The names given to various Internet scams are amusing. They also are important. Common sense says that the more precisely a threat is defined, the more effective technical countermeasures will emerge. Nomenclature and taxonomies are particularly vital in combating e-mail-based scams because, ultimately, the understanding and cooperation of the public is more important than technical fixes. Simply put, the better folks understand the issues, the better the odds are of staying safe -- and it all starts with evocative names.
But the names proliferate: phishing, spear phishing, pharming and drive-by-phishing. In a relatively recent innovation, there now is whaling. All of these terms refer to efforts to get folks to surrender valuable information or to click on links that do bad things to their systems, such as plant key loggers and spyware. This Dark Reading piece details whaling. The name derives, no doubt, from the fact that the people targeted are high-ranking "C-level" executives. The difference between spear phishing and whaling appears to be a bit cloudy. Whaling, it seems, involves more extensive research of, and knowledge about, the target. The exploits also can be more elaborate, involving 800-type phone calls, usually using VoIP, that extend the scam.

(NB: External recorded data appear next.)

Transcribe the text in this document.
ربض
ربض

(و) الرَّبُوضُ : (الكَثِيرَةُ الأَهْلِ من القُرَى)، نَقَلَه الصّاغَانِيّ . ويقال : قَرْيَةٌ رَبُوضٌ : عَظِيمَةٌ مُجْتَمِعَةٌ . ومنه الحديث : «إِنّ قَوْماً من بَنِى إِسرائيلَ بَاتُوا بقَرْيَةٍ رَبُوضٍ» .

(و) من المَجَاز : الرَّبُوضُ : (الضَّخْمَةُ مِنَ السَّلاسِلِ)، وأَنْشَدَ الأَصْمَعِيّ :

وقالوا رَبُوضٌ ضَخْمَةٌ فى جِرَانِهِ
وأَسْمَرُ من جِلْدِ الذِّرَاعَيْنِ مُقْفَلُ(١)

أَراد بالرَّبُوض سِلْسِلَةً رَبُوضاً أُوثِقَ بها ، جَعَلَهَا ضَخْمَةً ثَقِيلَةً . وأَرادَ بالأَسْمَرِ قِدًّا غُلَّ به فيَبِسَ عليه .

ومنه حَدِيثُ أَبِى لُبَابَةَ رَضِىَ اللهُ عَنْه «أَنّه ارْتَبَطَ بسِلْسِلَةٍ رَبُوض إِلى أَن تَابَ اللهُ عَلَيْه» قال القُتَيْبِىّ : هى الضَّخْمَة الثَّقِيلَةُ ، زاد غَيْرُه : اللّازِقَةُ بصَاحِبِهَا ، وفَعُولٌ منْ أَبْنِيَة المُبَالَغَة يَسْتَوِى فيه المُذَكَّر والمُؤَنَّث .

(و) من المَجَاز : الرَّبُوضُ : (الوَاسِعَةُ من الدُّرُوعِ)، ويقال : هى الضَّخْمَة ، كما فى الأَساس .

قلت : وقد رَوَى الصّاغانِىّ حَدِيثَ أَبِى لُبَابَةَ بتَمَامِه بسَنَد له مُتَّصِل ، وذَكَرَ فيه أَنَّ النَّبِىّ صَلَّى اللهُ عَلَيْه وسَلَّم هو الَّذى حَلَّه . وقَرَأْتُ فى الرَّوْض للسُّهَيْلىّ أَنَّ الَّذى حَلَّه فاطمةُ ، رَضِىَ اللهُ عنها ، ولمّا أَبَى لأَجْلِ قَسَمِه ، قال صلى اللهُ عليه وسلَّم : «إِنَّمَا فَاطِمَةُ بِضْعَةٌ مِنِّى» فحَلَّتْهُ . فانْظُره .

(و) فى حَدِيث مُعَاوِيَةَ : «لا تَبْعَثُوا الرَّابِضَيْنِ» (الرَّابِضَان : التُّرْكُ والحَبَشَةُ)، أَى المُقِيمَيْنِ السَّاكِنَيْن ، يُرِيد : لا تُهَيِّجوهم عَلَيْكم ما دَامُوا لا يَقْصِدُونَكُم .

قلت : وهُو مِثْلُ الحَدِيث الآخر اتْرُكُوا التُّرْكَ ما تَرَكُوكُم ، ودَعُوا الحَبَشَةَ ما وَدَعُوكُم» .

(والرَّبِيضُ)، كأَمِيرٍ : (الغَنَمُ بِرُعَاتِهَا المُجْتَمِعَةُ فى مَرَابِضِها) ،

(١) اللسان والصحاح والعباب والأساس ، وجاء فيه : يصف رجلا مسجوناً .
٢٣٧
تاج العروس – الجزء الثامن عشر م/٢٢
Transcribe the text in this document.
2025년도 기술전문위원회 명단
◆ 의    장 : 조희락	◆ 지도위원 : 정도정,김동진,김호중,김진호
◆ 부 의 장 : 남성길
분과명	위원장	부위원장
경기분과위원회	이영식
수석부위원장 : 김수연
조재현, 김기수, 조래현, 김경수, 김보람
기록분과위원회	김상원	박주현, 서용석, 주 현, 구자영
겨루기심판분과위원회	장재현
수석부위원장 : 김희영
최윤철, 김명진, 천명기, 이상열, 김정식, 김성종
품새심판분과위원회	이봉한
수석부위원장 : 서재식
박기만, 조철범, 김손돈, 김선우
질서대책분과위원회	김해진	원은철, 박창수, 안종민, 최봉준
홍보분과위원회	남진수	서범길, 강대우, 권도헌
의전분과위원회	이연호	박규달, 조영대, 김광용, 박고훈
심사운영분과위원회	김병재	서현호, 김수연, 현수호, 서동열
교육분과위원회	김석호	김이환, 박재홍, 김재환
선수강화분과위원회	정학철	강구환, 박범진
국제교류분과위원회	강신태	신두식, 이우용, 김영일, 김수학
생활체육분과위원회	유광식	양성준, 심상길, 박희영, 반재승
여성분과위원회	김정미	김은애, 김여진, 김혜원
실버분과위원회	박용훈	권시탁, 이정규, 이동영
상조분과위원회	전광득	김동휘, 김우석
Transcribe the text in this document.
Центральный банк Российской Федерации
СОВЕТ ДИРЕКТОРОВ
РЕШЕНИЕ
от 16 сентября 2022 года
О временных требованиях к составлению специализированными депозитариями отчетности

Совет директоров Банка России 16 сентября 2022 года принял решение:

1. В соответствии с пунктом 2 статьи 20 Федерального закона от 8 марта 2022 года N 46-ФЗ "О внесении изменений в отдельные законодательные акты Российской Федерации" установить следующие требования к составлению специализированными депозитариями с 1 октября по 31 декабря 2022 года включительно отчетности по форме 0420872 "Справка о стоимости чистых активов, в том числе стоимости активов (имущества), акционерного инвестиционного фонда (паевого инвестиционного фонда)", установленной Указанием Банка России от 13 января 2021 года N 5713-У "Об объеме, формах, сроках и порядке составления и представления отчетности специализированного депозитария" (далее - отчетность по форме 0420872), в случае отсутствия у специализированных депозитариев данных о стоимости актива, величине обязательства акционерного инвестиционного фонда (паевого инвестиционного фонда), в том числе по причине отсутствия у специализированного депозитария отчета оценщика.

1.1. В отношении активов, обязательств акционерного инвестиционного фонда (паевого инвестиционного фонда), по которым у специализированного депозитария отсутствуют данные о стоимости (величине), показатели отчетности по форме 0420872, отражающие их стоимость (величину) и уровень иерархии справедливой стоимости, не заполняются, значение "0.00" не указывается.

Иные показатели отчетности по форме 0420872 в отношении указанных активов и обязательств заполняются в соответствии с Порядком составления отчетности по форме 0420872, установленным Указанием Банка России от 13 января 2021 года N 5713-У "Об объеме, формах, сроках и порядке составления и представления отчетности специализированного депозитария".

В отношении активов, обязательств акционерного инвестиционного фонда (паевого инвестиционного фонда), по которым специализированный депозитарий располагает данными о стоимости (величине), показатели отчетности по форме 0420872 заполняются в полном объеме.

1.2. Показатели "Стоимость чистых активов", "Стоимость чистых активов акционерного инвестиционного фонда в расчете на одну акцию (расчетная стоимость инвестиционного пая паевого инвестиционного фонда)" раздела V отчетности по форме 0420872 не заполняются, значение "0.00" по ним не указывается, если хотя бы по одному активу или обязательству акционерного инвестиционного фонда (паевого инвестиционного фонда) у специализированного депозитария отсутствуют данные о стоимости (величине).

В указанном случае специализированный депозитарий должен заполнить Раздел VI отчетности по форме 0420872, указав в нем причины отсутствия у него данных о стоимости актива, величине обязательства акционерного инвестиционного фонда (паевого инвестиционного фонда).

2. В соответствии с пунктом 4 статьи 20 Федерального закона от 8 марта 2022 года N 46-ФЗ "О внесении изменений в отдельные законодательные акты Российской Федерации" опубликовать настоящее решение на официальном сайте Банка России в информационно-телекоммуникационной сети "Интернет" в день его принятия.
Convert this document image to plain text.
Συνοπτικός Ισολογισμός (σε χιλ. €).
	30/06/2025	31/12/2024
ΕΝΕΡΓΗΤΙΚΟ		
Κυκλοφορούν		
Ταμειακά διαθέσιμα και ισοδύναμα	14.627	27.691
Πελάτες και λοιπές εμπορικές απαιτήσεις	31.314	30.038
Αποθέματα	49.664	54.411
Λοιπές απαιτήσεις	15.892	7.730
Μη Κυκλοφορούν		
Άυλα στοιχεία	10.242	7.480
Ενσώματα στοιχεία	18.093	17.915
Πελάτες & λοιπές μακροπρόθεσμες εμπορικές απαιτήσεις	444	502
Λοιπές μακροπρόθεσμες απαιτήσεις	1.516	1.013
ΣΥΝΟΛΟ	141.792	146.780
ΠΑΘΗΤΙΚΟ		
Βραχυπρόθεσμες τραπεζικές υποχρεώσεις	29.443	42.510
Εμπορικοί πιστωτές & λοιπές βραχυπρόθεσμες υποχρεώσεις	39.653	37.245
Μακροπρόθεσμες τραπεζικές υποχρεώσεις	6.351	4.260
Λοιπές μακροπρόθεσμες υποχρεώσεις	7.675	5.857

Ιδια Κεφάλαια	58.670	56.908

The story refers to a whaling exploit uncovered by Proofpoint in which the targeted executives were addressed by name and properties they owned referred to. The crooks then use their old tricks, fooling, pressuring and otherwise nudging the victim to do what they want. The story describes products from Proofpoint and Iconix aimed at safeguarding the executives and their organizations.
This piece from Accounting Web in the UK mentions whaling but, like the Dark Reading piece, doesn't draw clear distinctions between it and phishing. It appears most likely that there are no precise delineations as yet. The piece describes MessageLab's detection of multiple whaling e-mails. The bursts can be intense: The company reported 514 sent in two hours in June and 1,100 over a 15-hour period in September. A sidebar has six anti-phishing tips that, perhaps, can be distributed to employees.
This Frequency X post lays out the differences, at least in this blogger's mind, between spear phishing and whaling. Spear phishing, he says, focuses on blanketing a discrete group -- often but not necessarily a business -- with spam, hoping that one or more people fall into the trap. It differs from generalized phishing in that the goal isn't necessarily to gain access to the victim's bank account or other vital data. Instead, the aim is access to the entire network. Whaling, conversely, targets only the heads of the organization or other important folks.
These definitions make sense. The key, however, is whether they generally are accepted and used by the bulk of security forces. More likely, the terms will be used interchangeably -- and therefore inaccurately. That's too bad, but unavoidable.
Security IT Hub adds that government and military entities often are the recipients of whaling attacks. An InformationWeek story in November appears to validate this contention with a description of a whaling exploit in October that was launched against the U.S. Equal Opportunity Commission.